The Pale King and considering (too?) curiously

Click on the image to enlarge. Via René of Teorí del Caos.

There's much to say about this cartoon, probably more than was intended by its maker. But to simplify things, let's just say for now, as per René's placement of it in a post on The Pale King, that it's a pretty fair summation of the dynamic Wallace creates when he occupies the Writer corner of the Writer-Subject-Reader triangle.

[I (belatedly) add: This is not a bad thing! DFW requires stamina of his reader; the reader needs to know that going in.]

I am near the end of Wallace's novel and will have a wrap-up post in a couple of weeks--beginning today, I'll be out of pocket and then out of town (and thus away from "here") for a while. The short version: despite (or maybe because of) its unfinished state, you'll want to give this a try. Oh: and there'll be a few wild and whirling words about Hamlet as a subtext for the novel, too.

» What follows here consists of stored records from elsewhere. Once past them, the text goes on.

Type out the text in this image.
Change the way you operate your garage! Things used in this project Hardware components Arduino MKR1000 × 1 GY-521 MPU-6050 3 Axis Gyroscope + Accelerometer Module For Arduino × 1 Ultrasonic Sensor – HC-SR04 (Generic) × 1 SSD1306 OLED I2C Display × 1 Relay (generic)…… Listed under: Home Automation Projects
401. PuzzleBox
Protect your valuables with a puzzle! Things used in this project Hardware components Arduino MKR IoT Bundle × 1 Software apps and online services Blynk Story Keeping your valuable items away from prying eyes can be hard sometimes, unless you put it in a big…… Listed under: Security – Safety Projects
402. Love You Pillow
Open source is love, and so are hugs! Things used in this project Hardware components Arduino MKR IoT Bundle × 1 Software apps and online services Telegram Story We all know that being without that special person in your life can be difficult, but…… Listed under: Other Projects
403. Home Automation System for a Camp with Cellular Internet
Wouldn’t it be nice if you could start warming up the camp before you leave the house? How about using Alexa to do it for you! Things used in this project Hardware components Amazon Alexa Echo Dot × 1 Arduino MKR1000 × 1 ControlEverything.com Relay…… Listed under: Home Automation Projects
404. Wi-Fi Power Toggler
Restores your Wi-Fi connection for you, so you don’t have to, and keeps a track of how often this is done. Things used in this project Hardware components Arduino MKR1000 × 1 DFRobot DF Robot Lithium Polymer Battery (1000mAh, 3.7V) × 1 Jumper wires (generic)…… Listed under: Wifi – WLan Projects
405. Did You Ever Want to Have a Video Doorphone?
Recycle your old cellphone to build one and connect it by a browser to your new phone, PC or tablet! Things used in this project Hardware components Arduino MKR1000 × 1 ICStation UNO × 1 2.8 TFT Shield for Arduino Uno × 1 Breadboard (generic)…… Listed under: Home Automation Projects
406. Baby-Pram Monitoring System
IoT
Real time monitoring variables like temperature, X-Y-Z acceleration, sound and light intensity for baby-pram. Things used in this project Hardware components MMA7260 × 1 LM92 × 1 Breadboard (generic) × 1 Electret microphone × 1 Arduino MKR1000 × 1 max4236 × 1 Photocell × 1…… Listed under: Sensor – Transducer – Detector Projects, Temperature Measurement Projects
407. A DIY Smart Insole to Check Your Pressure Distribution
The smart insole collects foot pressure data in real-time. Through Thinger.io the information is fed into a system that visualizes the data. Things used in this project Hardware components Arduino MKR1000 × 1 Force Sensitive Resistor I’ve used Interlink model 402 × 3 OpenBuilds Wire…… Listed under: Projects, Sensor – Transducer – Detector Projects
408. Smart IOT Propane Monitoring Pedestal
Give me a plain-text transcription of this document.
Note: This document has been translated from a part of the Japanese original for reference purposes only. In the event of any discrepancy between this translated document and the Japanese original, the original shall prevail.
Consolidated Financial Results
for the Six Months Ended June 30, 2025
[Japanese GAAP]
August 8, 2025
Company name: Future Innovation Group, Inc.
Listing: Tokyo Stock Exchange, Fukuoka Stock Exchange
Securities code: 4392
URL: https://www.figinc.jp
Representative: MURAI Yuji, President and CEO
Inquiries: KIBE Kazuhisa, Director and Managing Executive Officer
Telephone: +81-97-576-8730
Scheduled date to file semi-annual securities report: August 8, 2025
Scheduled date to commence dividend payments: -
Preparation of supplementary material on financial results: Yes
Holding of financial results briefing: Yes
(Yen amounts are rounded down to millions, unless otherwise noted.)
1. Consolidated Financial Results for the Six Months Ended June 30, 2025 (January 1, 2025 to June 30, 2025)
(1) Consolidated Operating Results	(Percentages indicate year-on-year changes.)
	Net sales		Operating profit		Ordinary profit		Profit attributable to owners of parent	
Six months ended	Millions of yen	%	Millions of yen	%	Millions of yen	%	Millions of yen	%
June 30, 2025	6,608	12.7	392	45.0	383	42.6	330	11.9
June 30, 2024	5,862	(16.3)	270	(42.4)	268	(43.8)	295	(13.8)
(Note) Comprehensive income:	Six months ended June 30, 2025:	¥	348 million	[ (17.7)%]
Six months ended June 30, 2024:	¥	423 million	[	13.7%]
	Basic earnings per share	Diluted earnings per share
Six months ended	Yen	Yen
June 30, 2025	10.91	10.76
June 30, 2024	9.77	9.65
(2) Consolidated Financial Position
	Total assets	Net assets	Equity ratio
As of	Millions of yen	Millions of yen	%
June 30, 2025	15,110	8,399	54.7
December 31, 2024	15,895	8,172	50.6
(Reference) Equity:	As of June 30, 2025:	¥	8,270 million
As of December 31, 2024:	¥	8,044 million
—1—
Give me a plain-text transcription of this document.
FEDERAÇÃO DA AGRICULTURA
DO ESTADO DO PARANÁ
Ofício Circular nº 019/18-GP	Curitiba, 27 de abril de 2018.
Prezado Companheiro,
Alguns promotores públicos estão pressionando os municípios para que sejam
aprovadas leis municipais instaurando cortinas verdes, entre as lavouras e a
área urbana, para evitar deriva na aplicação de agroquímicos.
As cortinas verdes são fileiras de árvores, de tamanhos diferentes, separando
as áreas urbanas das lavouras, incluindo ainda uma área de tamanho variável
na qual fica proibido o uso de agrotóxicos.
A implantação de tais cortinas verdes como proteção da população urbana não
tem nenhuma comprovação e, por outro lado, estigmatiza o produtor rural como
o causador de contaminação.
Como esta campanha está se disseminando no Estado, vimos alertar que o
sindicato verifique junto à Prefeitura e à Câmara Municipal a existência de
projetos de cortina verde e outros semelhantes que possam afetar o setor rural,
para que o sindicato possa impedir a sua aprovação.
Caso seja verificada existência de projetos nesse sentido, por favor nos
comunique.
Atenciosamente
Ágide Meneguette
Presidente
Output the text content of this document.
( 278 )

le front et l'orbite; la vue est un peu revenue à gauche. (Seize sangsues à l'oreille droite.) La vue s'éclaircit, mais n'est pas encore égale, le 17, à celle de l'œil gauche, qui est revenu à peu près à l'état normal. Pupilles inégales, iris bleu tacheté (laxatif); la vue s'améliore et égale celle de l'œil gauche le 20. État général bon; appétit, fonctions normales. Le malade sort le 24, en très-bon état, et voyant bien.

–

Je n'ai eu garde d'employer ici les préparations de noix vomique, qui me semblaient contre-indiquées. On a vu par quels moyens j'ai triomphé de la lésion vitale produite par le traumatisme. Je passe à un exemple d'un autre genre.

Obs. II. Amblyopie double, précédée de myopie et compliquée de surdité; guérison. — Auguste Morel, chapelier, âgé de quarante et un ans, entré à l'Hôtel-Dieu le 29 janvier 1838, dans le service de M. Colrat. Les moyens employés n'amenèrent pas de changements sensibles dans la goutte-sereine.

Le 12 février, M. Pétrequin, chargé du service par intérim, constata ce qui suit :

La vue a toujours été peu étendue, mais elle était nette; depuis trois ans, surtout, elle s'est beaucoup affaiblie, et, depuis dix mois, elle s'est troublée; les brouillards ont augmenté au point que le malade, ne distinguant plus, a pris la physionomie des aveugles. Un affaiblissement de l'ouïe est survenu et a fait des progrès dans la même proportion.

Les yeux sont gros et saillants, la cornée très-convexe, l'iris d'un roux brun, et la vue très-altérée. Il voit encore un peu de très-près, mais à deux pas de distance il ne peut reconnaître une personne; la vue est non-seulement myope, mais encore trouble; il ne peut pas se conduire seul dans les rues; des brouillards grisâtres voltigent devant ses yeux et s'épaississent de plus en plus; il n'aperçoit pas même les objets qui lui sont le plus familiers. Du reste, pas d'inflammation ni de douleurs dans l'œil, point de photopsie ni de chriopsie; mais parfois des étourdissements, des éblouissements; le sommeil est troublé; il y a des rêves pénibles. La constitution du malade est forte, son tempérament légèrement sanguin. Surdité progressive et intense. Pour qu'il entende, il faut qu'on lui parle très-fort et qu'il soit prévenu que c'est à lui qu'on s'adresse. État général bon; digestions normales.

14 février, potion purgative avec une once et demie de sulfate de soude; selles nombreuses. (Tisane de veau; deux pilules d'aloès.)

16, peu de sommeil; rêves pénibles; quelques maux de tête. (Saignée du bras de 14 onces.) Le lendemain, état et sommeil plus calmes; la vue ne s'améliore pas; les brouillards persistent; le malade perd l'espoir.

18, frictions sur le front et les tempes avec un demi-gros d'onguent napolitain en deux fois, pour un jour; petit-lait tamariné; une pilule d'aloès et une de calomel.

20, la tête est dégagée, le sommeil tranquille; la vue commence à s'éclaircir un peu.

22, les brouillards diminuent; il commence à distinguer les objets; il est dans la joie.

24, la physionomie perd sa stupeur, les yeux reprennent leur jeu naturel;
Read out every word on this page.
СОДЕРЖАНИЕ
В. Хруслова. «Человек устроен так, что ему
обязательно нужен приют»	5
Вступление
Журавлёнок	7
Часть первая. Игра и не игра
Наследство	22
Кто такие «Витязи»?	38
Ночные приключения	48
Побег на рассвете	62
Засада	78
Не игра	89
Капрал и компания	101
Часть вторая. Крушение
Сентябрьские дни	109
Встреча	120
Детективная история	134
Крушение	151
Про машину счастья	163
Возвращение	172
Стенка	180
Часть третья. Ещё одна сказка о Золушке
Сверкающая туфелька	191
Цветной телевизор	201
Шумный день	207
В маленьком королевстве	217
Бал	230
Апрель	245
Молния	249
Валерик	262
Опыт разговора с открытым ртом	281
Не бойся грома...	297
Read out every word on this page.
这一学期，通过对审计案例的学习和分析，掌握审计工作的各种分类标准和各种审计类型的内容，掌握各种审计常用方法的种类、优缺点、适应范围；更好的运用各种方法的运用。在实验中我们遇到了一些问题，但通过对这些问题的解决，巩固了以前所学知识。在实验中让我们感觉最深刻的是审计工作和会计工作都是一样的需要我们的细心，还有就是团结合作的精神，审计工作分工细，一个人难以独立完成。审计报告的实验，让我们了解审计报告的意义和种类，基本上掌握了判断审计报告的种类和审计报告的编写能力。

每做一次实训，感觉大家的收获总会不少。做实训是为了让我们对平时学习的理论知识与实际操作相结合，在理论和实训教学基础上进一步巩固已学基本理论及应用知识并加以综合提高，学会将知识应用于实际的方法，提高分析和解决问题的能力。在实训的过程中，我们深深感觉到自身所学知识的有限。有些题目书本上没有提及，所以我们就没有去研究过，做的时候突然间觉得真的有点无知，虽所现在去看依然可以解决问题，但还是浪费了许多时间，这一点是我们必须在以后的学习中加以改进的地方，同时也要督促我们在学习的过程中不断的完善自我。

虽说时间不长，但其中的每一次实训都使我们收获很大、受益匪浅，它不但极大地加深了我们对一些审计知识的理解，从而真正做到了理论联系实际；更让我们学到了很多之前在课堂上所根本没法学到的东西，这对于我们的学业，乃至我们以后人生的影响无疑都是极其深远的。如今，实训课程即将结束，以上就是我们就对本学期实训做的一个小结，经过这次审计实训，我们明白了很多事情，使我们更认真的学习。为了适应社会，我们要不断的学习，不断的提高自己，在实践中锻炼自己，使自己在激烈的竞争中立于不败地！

In the meantime, I encourage those of you who read Spanish to read René's sustained and insightful series of commentaries on The Pale King and, by extension, Wallace's zeitgeist and his place in contemporary fiction. The first post is here.

[Edited to correct the title. About, my brains!]

UPDATE (June 30): Via 3 Quarks Daily, this discussion of the short story collection Oblivion, the last fiction published while Wallace was alive, is well worth reading as a source of insight into Wallace's work more generally.